Toll the Hounds (The Malazan Book of the Fallen #8) - Page 28/467

‘I have thought long on the details of your tale, Spinnock Durav.’ Still Rake did not turn round. ‘Yielding a single question. Must I journey there?’

Spinnock frowned. ‘Assail? Lord, the situation there…’

‘Yes, I understand.’ At last, the Son of Darkness slowly swung about, and it seemed his eyes had stolen something from the crystal window, flaring then dimming like a memory. ‘Soon, then.’

‘Lord, on my last day, a league from the sea…’

‘Yes?’

‘I lost count of those I killed to reach that desolate strand. Lord, by the time I waded into the deep, enough to vanish beneath the waves, the very bay was crimson. That I lived at all in the face of that is-’

‘Unsurprising,’ Anomander Rake cut in with a faint smile, ’as far as your Lord is concerned.’ The smile faded. ‘Ah, but I have sorely abused your skills, friend.’

Spinnock could not help but cock his head and say, ‘And so, I am given leave to wield soldiers of wood and stone on a wine-stained table? Day after day, my muscles growing soft, the ambition draining away.’

‘Is this what you call a well-earned rest?’

‘Some nights are worse than others, Lord,’

‘To hear you speak of ambition, Spinnock, recalls to my mind another place, long, long ago, You and I,,’

‘Where I learned, at last,’ Spinnock said, with no bitterness at all, ‘my destiny.’

‘Unseen by anyone. Deeds unwitnessed. Heroic efforts earning naught but one man’s gratitude.’

‘A weapon must be used, Lord, lest it rust.’

‘A weapon overused, Spinnock, grows blunt, notched.’

To that, the burly Tiste Andii bowed. ‘Perhaps, then, Lord, such a weapon must be put away. A new one found.’

‘That time is yet to arrive, Spinnock Durav.’

Spinnock bowed again. ‘There is, in my opinion, Lord, no time in the foreseeable future when you must journey to Assail. The madness there seems quite… self-contained.’

Anomander Rake studied Spinnock’s face for a time, then nodded. ‘Play on, my friend. See the king through. Until…’ and he turned once more back to the crystal window.

There was no need to voice the completion of that sentence, Spinnock well knew. He bowed a third time, then walked from the chamber, closing the door behind him.
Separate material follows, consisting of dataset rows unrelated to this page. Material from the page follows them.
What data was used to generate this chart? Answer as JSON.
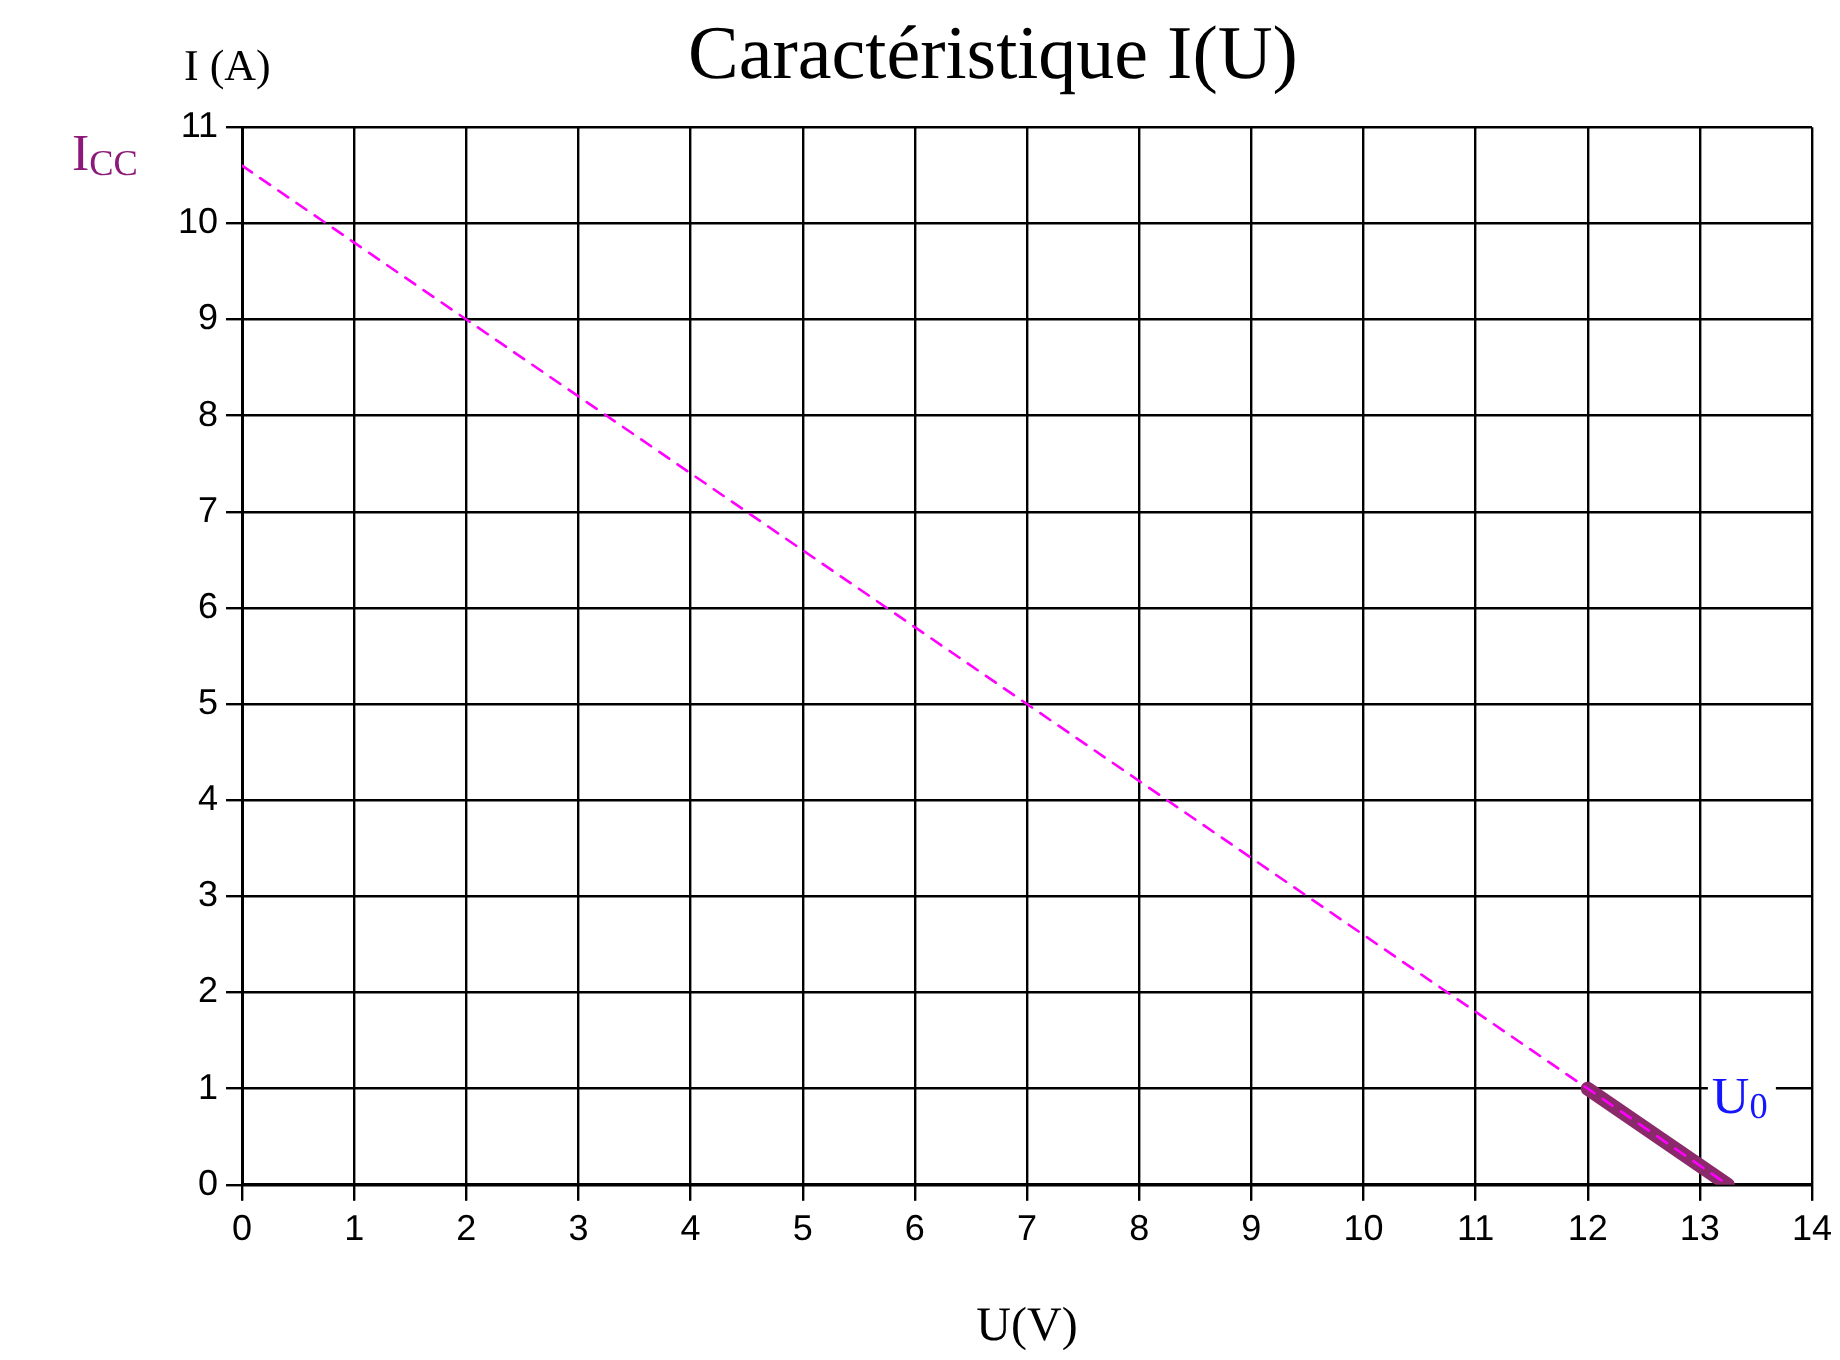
{
  "chart_data": {
    "type": "line",
    "title": "Caractéristique I(U)",
    "xlabel": "U(V)",
    "ylabel": "I (A)",
    "series": [
      {
        "color": "#ff00ff",
        "line_style": "dashed",
        "x": [
          0,
          13.25
        ],
        "values": [
          10.6,
          0
        ]
      },
      {
        "color": "#8b2a6b",
        "line_style": "solid",
        "x": [
          12,
          13.25
        ],
        "values": [
          1,
          0
        ]
      }
    ],
    "xlim": [
      0,
      14
    ],
    "xticks": [
      0,
      1,
      2,
      3,
      4,
      5,
      6,
      7,
      8,
      9,
      10,
      11,
      12,
      13,
      14
    ],
    "ylim": [
      0,
      11
    ],
    "yticks": [
      0,
      1,
      2,
      3,
      4,
      5,
      6,
      7,
      8,
      9,
      10,
      11
    ],
    "grid": true,
    "annotations": [
      {
        "text": "I$_{CC}$",
        "x": 0,
        "y": 10.6
      },
      {
        "text": "U$_{0}$",
        "x": 13.25,
        "y": 0
      }
    ]
  }
}
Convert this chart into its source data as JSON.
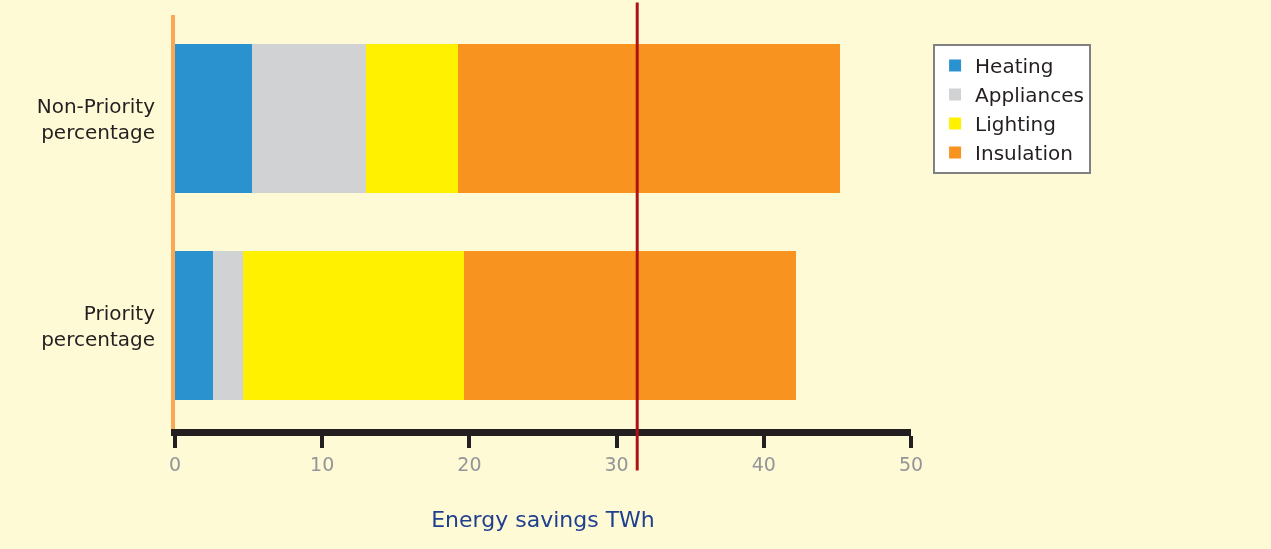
{
  "chart_data": {
    "type": "bar",
    "orientation": "horizontal",
    "stacked": true,
    "xlabel": "Energy savings TWh",
    "categories": [
      "Non-Priority percentage",
      "Priority percentage"
    ],
    "series": [
      {
        "name": "Heating",
        "color": "#2b92d0",
        "values": [
          5.2,
          2.6
        ]
      },
      {
        "name": "Appliances",
        "color": "#d1d2d4",
        "values": [
          7.8,
          2.0
        ]
      },
      {
        "name": "Lighting",
        "color": "#fff100",
        "values": [
          6.2,
          15.0
        ]
      },
      {
        "name": "Insulation",
        "color": "#f7931e",
        "values": [
          26.0,
          22.6
        ]
      }
    ],
    "xlim": [
      0,
      50
    ],
    "xticks": [
      0,
      10,
      20,
      30,
      40,
      50
    ],
    "ref_lines": [
      {
        "axis": "x",
        "value": 31.4,
        "color": "#b01116"
      }
    ],
    "grid": false,
    "legend": "right"
  }
}
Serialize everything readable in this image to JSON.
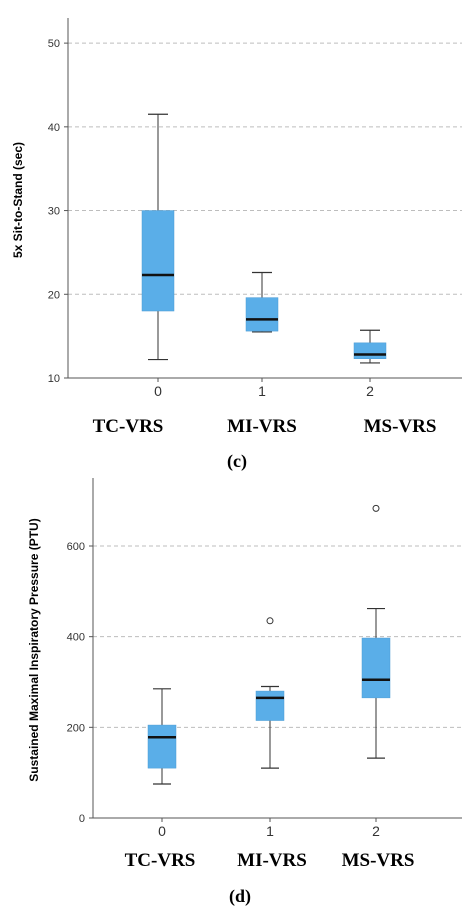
{
  "chart_data": [
    {
      "type": "box",
      "panel_label": "(c)",
      "ylabel": "5x Sit-to-Stand (sec)",
      "ylim": [
        10,
        53
      ],
      "yticks": [
        10,
        20,
        30,
        40,
        50
      ],
      "grid": true,
      "x_ticks": [
        "0",
        "1",
        "2"
      ],
      "group_labels": [
        "TC-VRS",
        "MI-VRS",
        "MS-VRS"
      ],
      "box_color": "#5aaee8",
      "boxes": [
        {
          "min": 12.2,
          "q1": 18.0,
          "median": 22.3,
          "q3": 30.0,
          "max": 41.5,
          "outliers": []
        },
        {
          "min": 15.5,
          "q1": 15.6,
          "median": 17.0,
          "q3": 19.6,
          "max": 22.6,
          "outliers": []
        },
        {
          "min": 11.8,
          "q1": 12.3,
          "median": 12.8,
          "q3": 14.2,
          "max": 15.7,
          "outliers": []
        }
      ]
    },
    {
      "type": "box",
      "panel_label": "(d)",
      "ylabel": "Sustained Maximal Inspiratory Pressure (PTU)",
      "ylim": [
        0,
        750
      ],
      "yticks": [
        0,
        200,
        400,
        600
      ],
      "grid": true,
      "x_ticks": [
        "0",
        "1",
        "2"
      ],
      "group_labels": [
        "TC-VRS",
        "MI-VRS",
        "MS-VRS"
      ],
      "box_color": "#5aaee8",
      "boxes": [
        {
          "min": 75,
          "q1": 110,
          "median": 178,
          "q3": 205,
          "max": 285,
          "outliers": []
        },
        {
          "min": 110,
          "q1": 215,
          "median": 265,
          "q3": 280,
          "max": 290,
          "outliers": [
            435
          ]
        },
        {
          "min": 132,
          "q1": 265,
          "median": 305,
          "q3": 397,
          "max": 462,
          "outliers": [
            683
          ]
        }
      ]
    }
  ]
}
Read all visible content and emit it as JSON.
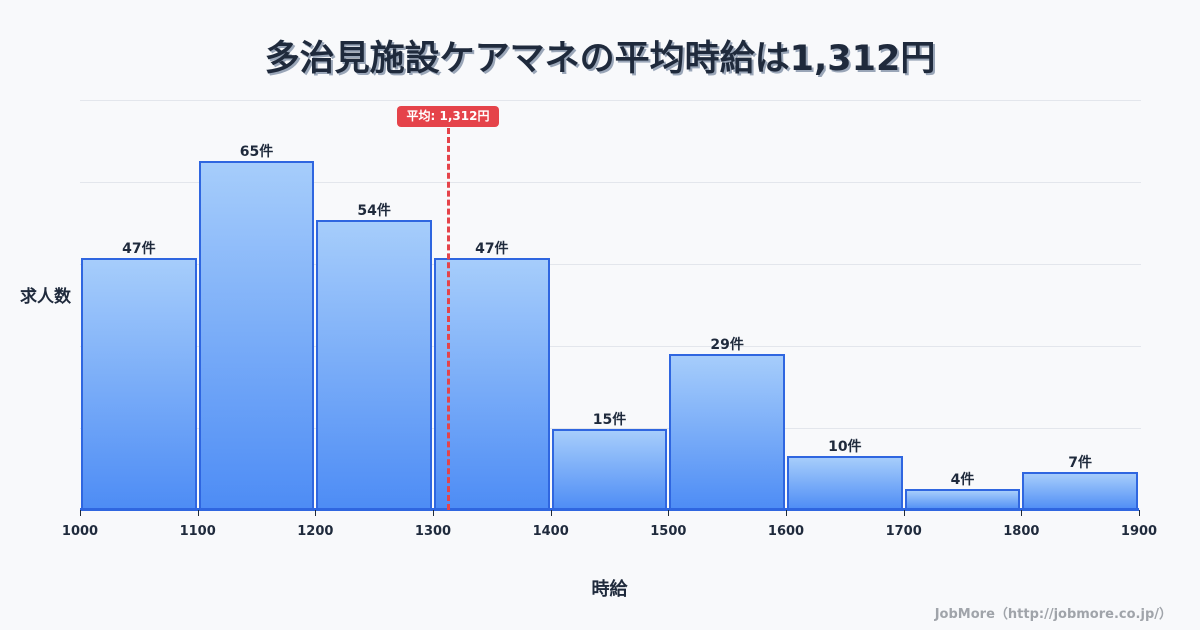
{
  "title": "多治見施設ケアマネの平均時給は1,312円",
  "mean_badge": "平均: 1,312円",
  "ylabel": "求人数",
  "xlabel": "時給",
  "credit": "JobMore（http://jobmore.co.jp/）",
  "bars": [
    {
      "label": "47件"
    },
    {
      "label": "65件"
    },
    {
      "label": "54件"
    },
    {
      "label": "47件"
    },
    {
      "label": "15件"
    },
    {
      "label": "29件"
    },
    {
      "label": "10件"
    },
    {
      "label": "4件"
    },
    {
      "label": "7件"
    }
  ],
  "ticks": [
    "1000",
    "1100",
    "1200",
    "1300",
    "1400",
    "1500",
    "1600",
    "1700",
    "1800",
    "1900"
  ],
  "colors": {
    "bar_top": "#a6cdfb",
    "bar_bottom": "#4d8cf5",
    "bar_border": "#2f66e0",
    "mean": "#e5434a",
    "text": "#1f2a3c"
  },
  "chart_data": {
    "type": "bar",
    "title": "多治見施設ケアマネの平均時給は1,312円",
    "xlabel": "時給",
    "ylabel": "求人数",
    "categories": [
      "1000-1100",
      "1100-1200",
      "1200-1300",
      "1300-1400",
      "1400-1500",
      "1500-1600",
      "1600-1700",
      "1700-1800",
      "1800-1900"
    ],
    "bin_edges": [
      1000,
      1100,
      1200,
      1300,
      1400,
      1500,
      1600,
      1700,
      1800,
      1900
    ],
    "values": [
      47,
      65,
      54,
      47,
      15,
      29,
      10,
      4,
      7
    ],
    "value_unit": "件",
    "annotations": [
      {
        "type": "vline",
        "x": 1312,
        "label": "平均: 1,312円",
        "style": "dashed",
        "color": "#e5434a"
      }
    ],
    "grid": true,
    "ylim": [
      0,
      76
    ]
  }
}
Endest Silann was slowly hobbling up the corridor. At Spinnock’s appearance the old castellan glanced up. ‘Ah,’ he said, ’is our Lord within?’

‘He is.’

The elder Tiste Andii’s answering smile was no gift to Spinnock, so strained was it, a thing of sorrow and shame. And while perhaps Endest had earned the right to the first sentiment-a once powerful mage now broken-he had not to the second. Yet what could Spinnock say that might ease that burden? Nothing that would not sound trite. Perhaps something more… acerbic, something to challenge that self-pity-

‘I must speak to him,’ Endest said, reaching for the door.

‘He will welcome that,’ Spinnock managed.

Again the smile. ‘I am sure.’ A pause, a glance up into Spinnock’s eyes. ‘I have great news.’

‘Yes?’

Endest Silann lifted the latch. ‘Yes. I have found a new supplier of cadaver eels.’

‘Lord of this, Son of that, it’s no matter, izzit?’ The man peeled the last of the rind from the fruit with his thumb-knife, then flung it out on to the cobbles. ‘Point is,’ he continued to his companions, ‘he ain’t even human, is he? Just another of ’em hoary black-skinned demons, as dead-eyed as all the rest.’

‘Big on husking the world, aren’t ya?’ the second man at the table said, winking across at the third man, who’d yet to say a thing.

‘Big on lotsa things, you better believe it,’ the first man muttered, now cutting slices of the fruit and lifting each one to his mouth balanced on the blade.

The waiter drew close at that moment to edge up the wick in the lantern on the table, then vanished into the gloom once more.

The three were seated at one of the new street-side restaurants, although ‘restaurant’ was perhaps too noble a word for this rough line of tables and unmatched wooden chairs. The kitchen was little more than a converted cart and a stretch of canvas roof beneath which a family laboured round a grill that had once been a horse trough.

Of the four tables, three were occupied. All humans-the Tiste Andii were not wont to take meals in public, much less engage in idle chatter over steaming mugs of Bastion kelyk, a pungent brew growing in popularity in Black Coral.